The new director of GCHQ was announced earlier this year as Robert Hannigan, CMG (Cross of St Michael and St George, aka "Call Me God") replacing the incumbent Sir Iain Lobban, KCMG (Knight's Cross of St Michael and St George, aka "Kindly Call Me God"). Whereas Sir Iain was a 30 year veteran of GCHQ, working his way up from a language specialist post, Hannigan was an Oxford classicist - ironically at Wadham, one of the few socialist bastions of the university - and worked his way around various government communications and political director posts before landing a security/intelligence billet at the Cabinet office. Hannigan is almost a cliché of the professional civil servant.
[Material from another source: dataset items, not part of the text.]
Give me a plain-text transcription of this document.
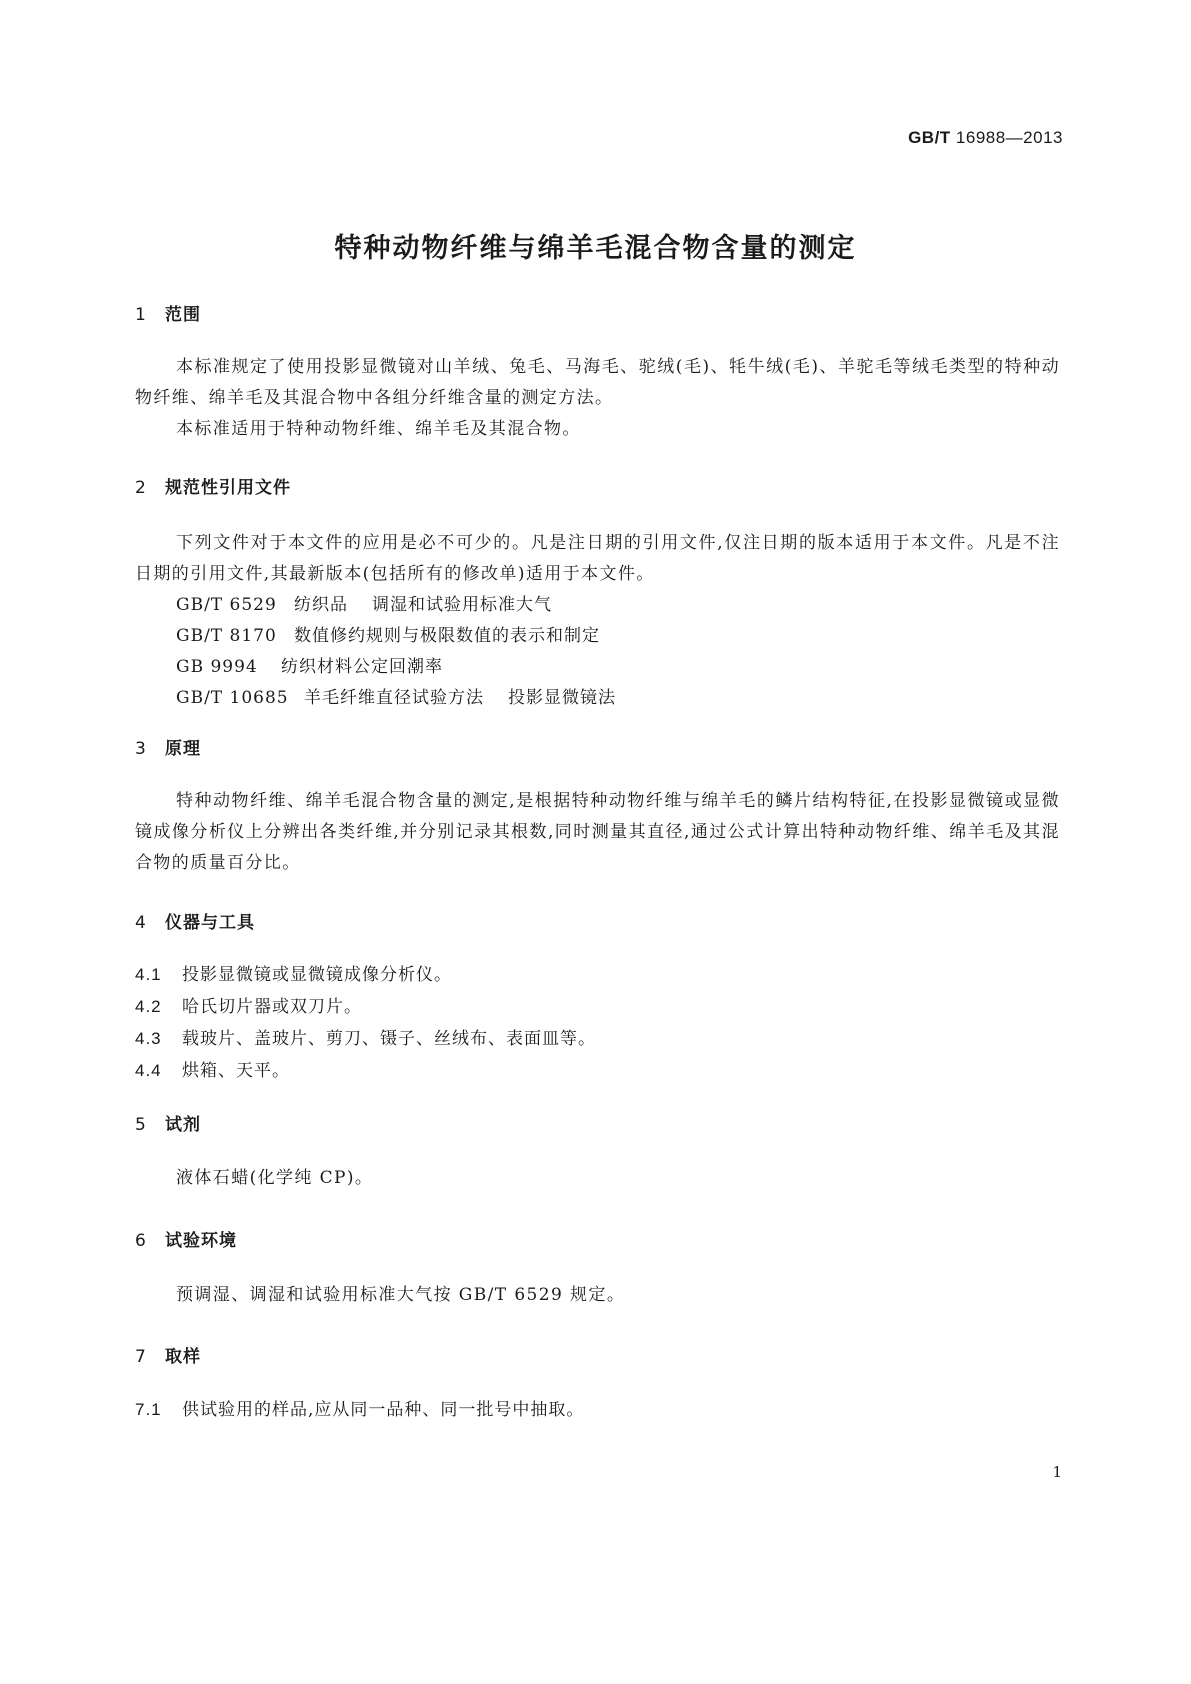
GB/T 16988—2013
特种动物纤维与绵羊毛混合物含量的测定
1 范围

本标准规定了使用投影显微镜对山羊绒、兔毛、马海毛、驼绒(毛)、牦牛绒(毛)、羊驼毛等绒毛类型的特种动物纤维、绵羊毛及其混合物中各组分纤维含量的测定方法。

本标准适用于特种动物纤维、绵羊毛及其混合物。

2 规范性引用文件

下列文件对于本文件的应用是必不可少的。凡是注日期的引用文件,仅注日期的版本适用于本文件。凡是不注日期的引用文件,其最新版本(包括所有的修改单)适用于本文件。

GB/T 6529 纺织品 调湿和试验用标准大气
GB/T 8170 数值修约规则与极限数值的表示和制定
GB 9994 纺织材料公定回潮率
GB/T 10685 羊毛纤维直径试验方法 投影显微镜法
3 原理

特种动物纤维、绵羊毛混合物含量的测定,是根据特种动物纤维与绵羊毛的鳞片结构特征,在投影显微镜或显微镜成像分析仪上分辨出各类纤维,并分别记录其根数,同时测量其直径,通过公式计算出特种动物纤维、绵羊毛及其混合物的质量百分比。

4 仪器与工具
4.1 投影显微镜或显微镜成像分析仪。
4.2 哈氏切片器或双刀片。
4.3 载玻片、盖玻片、剪刀、镊子、丝绒布、表面皿等。
4.4 烘箱、天平。
5 试剂

液体石蜡(化学纯 CP)。

6 试验环境

预调湿、调湿和试验用标准大气按 GB/T 6529 规定。

7 取样
7.1 供试验用的样品,应从同一品种、同一批号中抽取。
1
Hannigan decided to write in the FT about why Facebook, Twitter and Google increasing user security was a Bad Thing:
The extremists of Isis use messaging and social media services such as Twitter, Facebook and WhatsApp, and a language their peers understand. The videos they post of themselves attacking towns, firing weapons or detonating explosives have a self-conscious online gaming quality. [...] There is no need for today’s would-be jihadis to seek out restricted websites with secret passwords: they can follow other young people posting their adventures in Syria as they would anywhere else.Right - but the UK or US governments can already submit requests to gain access to specific information stored by Facebook, Google, Twitter et al. What Hannigan leaves out is: why is this not sufficient? The answer, of course, is that it's hard to know where to look. Far easier to cast a dragnet through Internet traffic, identify likely sources of extremism, and use intelligence based on their details to ask for specific data from Facebook, Google, Twitter et al. But for the UK in the first half of 2014, the UK issued over 2000 individual requests for data, covering an average of 1.3 people per request. How many terrorism-related arrests (never mind convictions) correspond to this - single digits? That's a pretty broad net for a very small number of actual offenders.
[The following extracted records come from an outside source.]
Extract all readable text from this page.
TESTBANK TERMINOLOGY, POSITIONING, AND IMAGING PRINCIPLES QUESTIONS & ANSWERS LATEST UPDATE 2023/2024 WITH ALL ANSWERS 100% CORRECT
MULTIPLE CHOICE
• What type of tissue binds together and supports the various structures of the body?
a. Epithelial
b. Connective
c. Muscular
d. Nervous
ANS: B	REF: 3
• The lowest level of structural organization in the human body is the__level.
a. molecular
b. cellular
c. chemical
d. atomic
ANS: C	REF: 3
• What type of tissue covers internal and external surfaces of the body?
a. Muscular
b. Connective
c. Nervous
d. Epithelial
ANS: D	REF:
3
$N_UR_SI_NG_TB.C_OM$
Hannigan subsequently received a bitchslap in Comment is Free from Libdem Julian Huppert:
Take the invention of the radio or the telephone. These transformed the nature of communication, allowing people to speak with one another across long distances far more quickly than could have ever been imagined. However, they also meant that those wishing to do us harm, whether petty criminals or terrorists, could communicate with each other much more quickly too. But you wouldn’t blame radio or phone manufacturers for allowing criminals to speak to each other any more than you would old Royal Mail responsible for a letter being posted from one criminal to another.Good Lord, I'm agreeing with a Libdem MP writing in CiF. I need to have a lie down.
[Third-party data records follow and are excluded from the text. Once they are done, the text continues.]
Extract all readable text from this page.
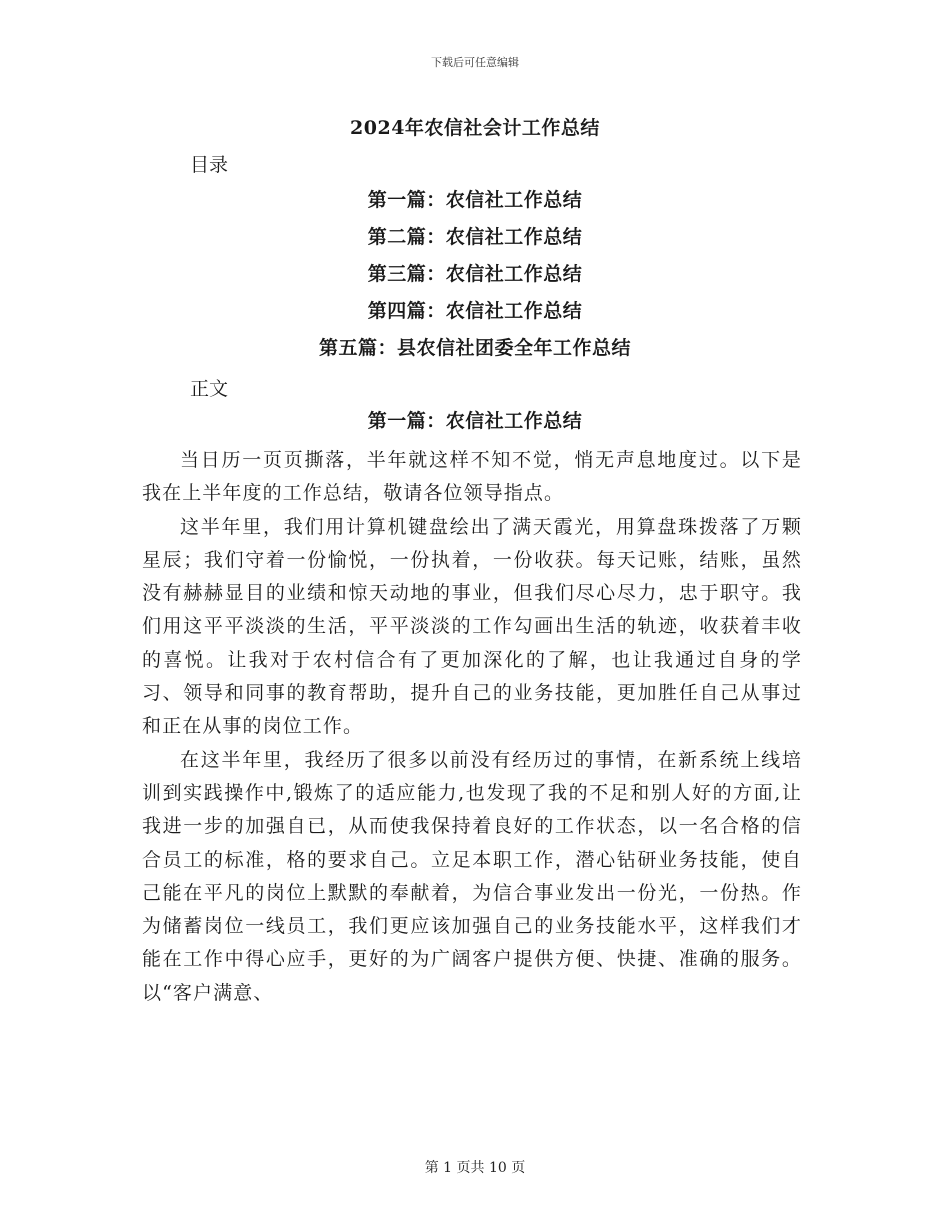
下载后可任意编辑
2024年农信社会计工作总结
目录
第一篇：农信社工作总结
第二篇：农信社工作总结
第三篇：农信社工作总结
第四篇：农信社工作总结
第五篇：县农信社团委全年工作总结
正文
第一篇：农信社工作总结

当日历一页页撕落，半年就这样不知不觉，悄无声息地度过。以下是我在上半年度的工作总结，敬请各位领导指点。

这半年里，我们用计算机键盘绘出了满天霞光，用算盘珠拨落了万颗星辰；我们守着一份愉悦，一份执着，一份收获。每天记账，结账，虽然没有赫赫显目的业绩和惊天动地的事业，但我们尽心尽力，忠于职守。我们用这平平淡淡的生活，平平淡淡的工作勾画出生活的轨迹，收获着丰收的喜悦。让我对于农村信合有了更加深化的了解，也让我通过自身的学习、领导和同事的教育帮助，提升自己的业务技能，更加胜任自己从事过和正在从事的岗位工作。

在这半年里，我经历了很多以前没有经历过的事情，在新系统上线培训到实践操作中,锻炼了的适应能力,也发现了我的不足和别人好的方面,让我进一步的加强自已，从而使我保持着良好的工作状态，以一名合格的信合员工的标准，格的要求自己。立足本职工作，潜心钻研业务技能，使自己能在平凡的岗位上默默的奉献着，为信合事业发出一份光，一份热。作为储蓄岗位一线员工，我们更应该加强自己的业务技能水平，这样我们才能在工作中得心应手，更好的为广阔客户提供方便、快捷、准确的服务。以“客户满意、

第 1 页共 10 页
Hannigan is so dangerous in his new role because he's never really had to be accountable to voters (since he's not a politician), nor influenced by the experience and caution of the senior technical staff in GCHQ (since he never worked there). He can view GCHQ as a factory for producing intelligence to be consumed by the civil service, not as a dangerous-but-necessary-in-limited-circumstances intrusion into the private lives of UK citizens. After all, he knows that no-one is going to tap his phone or read his email.
Personally, I'd like to see a set of 10 MPs, selected by public lottery (much like the National Lottery draw, to enforce fairness) read in on GCHQ and similar agency information requests. They'd get to see a monthly summary of the requests made and information produced, and would be obliged to give an annual public report (restricted to generalities, and maybe conducted 6 months in arrears of the requests to give time for data to firm up) on their perception of the width of the requests vs information retrieved. That's about 40 Facebook personal data trawls per MP, which is a reasonably broad view of data without excessive work. Incidentally, I'd also be interested in a breakdown of the immigration status of the people under surveillance.
I like your idea of using 10MPs for oversight but suspect there will be arguments over security clearance ie "not one of us".
ReplyDeleteThis interview was quite reassuring from "one of us": http://www.bbc.co.uk/programmes/b04mcp9k
Its also another reason why we have to ensure the absolute independence of the judiciary.
Simon: I suspect you're right, and when this happens we should listen carefully to their explanation before we explain back to them "THAT'S THE POINT!"